Method of Manufacture

Most of the watches these days are made up of modern materials like plastic and metal alloys. The case which safeguards the hand movement is made up of plastics ( in cheaper variants ) and metals ( invariants which are more expensive ). All watches have a stainless steel backing which safeguards the gear movement. LCD watches have liquid crystals sandwiched between its glass pieces. LED watches generally are made up of different alloys such as Gallium Arsenide, Gallium Phosphide or Gallium arsenide phosphide. Gold which is an ideal conductor for electricity is used between parts for electrical contact in a very small amount. Lastly, quartz is also used in watchmaking and is perhaps the most essential raw material in watches.

Extraction and Implementation of Quartz – This tiny piece of quartz is perhaps the heart of the watch. It is usually cut by the manufacturer with the help of a diamond saw. A device named autoclave is used to give the natural quartz its desired shape. Quartz, in its natural form, dissolves in hot alkaline liquid and follows the shape of the seeds on the autoclave. This process takes place at around 400-degree celsius.

After 75 days, the chamber is opened and the piece is cut into different shapes and sizes as per our requirement of frequency as it depends on the size and shape of the quartz. In this process, one should take that there are no changes made to the chemical property of quartz, we are just changing its shape. Usually, the desired rate of frequency is around 1,00,000 megaHertz of 1,00,000 oscillations per second. The quartz-crystal has its frequency checked before implementation.

Despite the very low thermal coefficient of quartz, the temperature change can lead to a change in its frequency. To prevent this, the quartz is sealed in a vacuum chamber, which has wires attached to its both ends, so that the piece can be directly implemented on the circuit board.
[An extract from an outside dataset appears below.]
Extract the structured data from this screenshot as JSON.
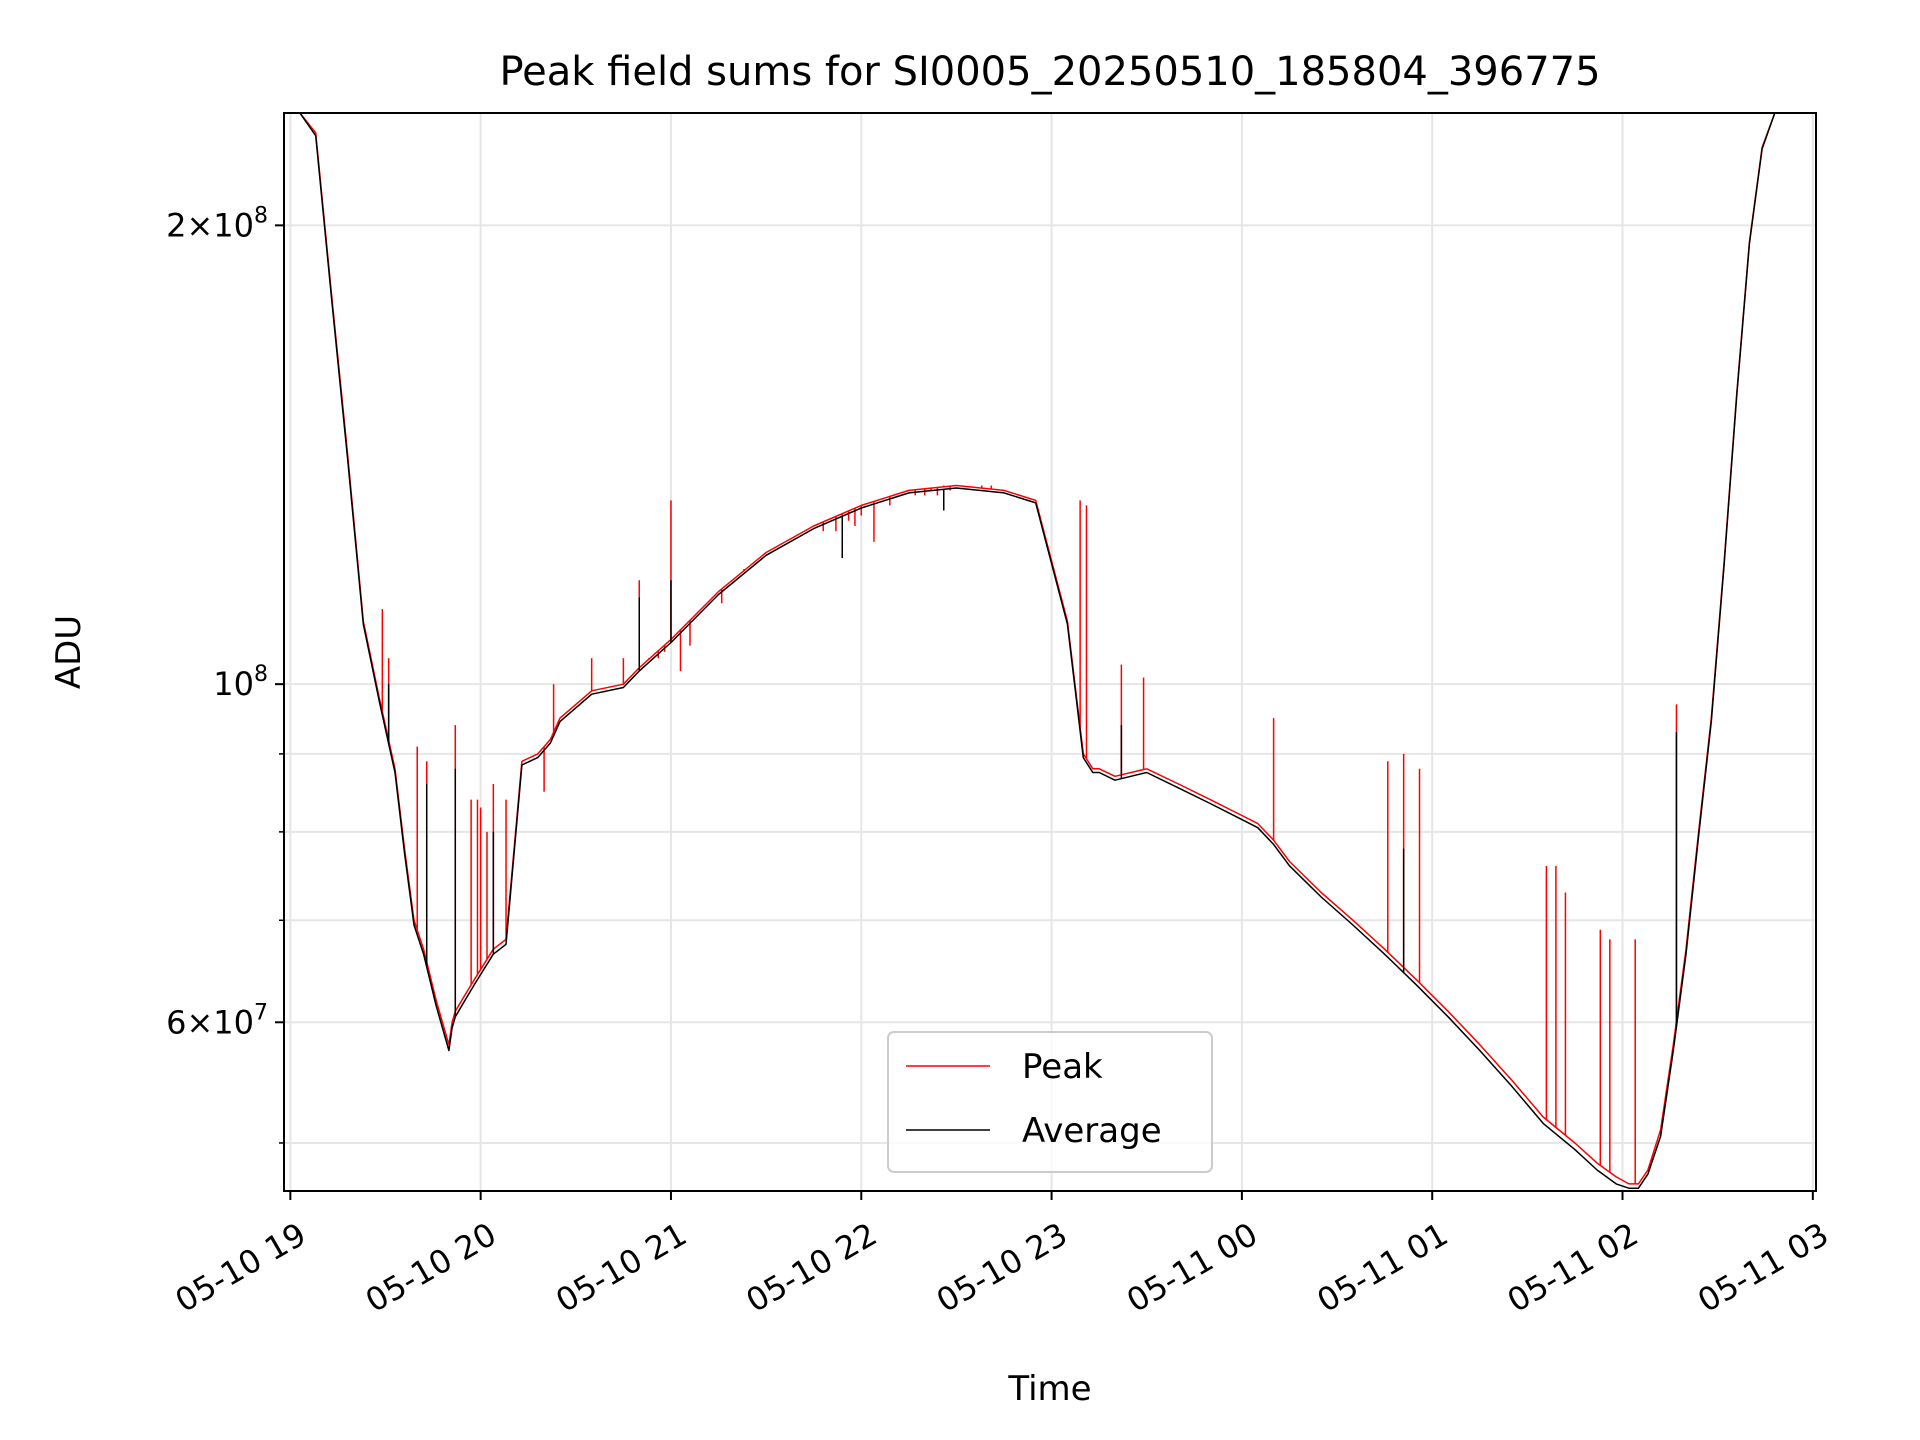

The electronic leads produced by the battery carrying the quartz is made to pass through the microchip which serves as a “frequency dividing circuit”. The manufacturing of microchip, just like the quartz is a very error-prone process as it involves the etching of microscopic electronic circuit on a minuscule piece of silicon dioxide.

The 1,00,000 are made to pass-through this microchip and are reduced to a much more manageable number of 1 to 60 oscillations per second. This is passed through another microchip which serves as a “counter decoder driver”. It checks the total no. of signals being received. For eg, if the no. of signals being received is 60, it will send a signal of changing the reading on LED on every second, etc.
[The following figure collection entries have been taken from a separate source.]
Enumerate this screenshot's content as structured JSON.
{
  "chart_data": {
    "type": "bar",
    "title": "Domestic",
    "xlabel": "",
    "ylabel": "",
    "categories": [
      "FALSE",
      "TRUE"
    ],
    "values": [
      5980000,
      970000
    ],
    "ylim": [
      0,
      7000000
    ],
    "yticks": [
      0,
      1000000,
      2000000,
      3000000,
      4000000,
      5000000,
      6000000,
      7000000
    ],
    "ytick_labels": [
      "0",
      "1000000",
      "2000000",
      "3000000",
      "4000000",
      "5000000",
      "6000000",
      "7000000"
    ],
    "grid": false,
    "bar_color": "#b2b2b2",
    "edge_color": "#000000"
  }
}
The entire set is implied on a circuit board that has a space reserved for the battery which provides electric power for quartz and LED display. The battery is applied at the back of the case, which allows it to be changed when the potential difference between its electrodes burns out, without hampering the other components of the watch. The mechanism is then connected to the desired amount of pins, which allows the owner to control its various components such as time, alarm, etc. Lastly, the entire circuit is enclosed inside a case and in the case of a wristwatch, straps are also attached.
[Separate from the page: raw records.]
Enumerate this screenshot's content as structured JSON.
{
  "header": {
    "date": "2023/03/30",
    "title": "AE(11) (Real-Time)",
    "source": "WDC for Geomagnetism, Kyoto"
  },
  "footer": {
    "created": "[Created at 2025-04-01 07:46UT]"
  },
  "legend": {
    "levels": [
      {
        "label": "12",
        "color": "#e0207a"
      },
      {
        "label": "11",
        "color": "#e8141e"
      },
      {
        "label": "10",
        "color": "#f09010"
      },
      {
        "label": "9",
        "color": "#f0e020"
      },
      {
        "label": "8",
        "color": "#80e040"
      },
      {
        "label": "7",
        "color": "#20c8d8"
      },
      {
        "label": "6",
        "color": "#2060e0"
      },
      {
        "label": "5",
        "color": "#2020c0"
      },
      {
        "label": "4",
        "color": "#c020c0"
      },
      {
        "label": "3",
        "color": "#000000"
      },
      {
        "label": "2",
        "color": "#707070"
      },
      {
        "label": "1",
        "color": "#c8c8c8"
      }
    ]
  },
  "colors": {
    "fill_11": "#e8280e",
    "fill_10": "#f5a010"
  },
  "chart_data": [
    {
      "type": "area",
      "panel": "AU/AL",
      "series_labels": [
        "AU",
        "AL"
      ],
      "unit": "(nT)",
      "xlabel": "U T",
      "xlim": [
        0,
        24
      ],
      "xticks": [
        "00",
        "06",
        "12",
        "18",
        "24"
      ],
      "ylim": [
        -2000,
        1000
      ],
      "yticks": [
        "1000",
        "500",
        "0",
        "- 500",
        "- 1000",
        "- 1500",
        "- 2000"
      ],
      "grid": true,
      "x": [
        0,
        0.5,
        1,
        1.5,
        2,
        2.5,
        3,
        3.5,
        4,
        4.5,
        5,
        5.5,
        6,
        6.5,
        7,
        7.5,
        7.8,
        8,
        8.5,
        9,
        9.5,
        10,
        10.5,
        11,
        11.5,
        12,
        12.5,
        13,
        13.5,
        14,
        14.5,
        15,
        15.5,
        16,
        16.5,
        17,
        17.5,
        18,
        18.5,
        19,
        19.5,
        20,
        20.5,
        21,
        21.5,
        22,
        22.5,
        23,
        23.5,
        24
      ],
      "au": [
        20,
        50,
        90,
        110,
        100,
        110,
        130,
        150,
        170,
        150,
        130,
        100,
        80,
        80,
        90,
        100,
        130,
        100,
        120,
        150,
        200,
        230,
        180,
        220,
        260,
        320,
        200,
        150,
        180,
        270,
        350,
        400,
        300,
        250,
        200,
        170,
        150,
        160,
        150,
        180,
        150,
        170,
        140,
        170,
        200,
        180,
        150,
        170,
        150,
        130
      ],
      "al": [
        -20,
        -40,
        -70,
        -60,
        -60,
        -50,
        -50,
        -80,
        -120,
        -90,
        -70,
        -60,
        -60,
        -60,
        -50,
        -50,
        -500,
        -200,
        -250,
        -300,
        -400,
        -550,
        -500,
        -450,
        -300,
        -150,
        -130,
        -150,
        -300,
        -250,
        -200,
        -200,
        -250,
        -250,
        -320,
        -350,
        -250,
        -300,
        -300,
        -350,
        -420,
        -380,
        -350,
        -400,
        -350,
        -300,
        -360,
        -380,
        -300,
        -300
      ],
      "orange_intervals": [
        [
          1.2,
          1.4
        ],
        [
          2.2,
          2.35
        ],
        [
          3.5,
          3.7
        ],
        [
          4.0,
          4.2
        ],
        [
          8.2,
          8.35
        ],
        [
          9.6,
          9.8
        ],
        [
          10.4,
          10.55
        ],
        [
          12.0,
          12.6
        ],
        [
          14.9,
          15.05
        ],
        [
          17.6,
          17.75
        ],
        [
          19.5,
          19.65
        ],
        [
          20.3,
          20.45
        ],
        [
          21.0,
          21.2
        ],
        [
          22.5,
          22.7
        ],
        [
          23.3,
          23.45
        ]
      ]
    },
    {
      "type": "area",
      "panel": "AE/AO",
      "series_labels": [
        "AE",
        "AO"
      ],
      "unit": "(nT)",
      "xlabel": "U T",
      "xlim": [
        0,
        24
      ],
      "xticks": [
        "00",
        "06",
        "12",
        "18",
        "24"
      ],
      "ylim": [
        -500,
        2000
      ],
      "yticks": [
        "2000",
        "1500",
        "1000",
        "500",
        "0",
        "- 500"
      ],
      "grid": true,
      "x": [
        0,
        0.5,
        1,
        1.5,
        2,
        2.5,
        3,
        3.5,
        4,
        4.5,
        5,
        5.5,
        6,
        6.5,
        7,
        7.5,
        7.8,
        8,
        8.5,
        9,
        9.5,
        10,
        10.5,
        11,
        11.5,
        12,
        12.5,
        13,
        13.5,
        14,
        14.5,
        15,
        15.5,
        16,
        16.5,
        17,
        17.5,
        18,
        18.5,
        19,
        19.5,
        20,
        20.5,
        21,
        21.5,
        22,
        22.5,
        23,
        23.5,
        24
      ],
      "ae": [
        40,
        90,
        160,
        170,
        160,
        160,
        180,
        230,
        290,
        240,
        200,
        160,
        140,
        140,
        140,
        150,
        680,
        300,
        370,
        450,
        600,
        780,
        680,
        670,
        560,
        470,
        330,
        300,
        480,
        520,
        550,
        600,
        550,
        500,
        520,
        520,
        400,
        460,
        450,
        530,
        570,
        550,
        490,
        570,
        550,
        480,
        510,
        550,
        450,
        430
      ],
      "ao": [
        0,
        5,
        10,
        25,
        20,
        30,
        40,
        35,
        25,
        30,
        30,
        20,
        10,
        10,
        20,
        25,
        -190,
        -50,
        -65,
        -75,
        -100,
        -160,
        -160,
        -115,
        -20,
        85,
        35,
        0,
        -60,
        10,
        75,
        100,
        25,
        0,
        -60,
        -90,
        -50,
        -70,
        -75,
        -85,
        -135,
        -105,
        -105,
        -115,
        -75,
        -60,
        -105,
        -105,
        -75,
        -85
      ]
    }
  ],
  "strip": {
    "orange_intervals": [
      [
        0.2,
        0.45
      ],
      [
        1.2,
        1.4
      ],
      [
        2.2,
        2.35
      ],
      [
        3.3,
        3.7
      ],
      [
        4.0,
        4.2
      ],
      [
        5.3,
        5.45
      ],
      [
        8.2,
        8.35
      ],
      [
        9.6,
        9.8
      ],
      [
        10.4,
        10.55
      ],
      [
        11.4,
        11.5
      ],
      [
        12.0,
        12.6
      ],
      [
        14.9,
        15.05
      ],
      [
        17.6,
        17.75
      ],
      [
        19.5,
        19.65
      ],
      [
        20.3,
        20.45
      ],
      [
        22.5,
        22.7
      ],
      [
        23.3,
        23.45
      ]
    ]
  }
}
In conclusion, I only want to emphasize the great impact quartz has made on the process of watchmaking. The tiny microchip in a quartz watch can hold a huge amount of information, which allows the user to perform many more functions, such as setting alarms or keeping track of the multiple time zones. Usage of quartz in watches has brought down the prices of watches to a significant level, allowing it to reach the masses. Quartz signifies the true meaning of engineering, i.e. making people’s lives easier, irrespective of their financial boundaries.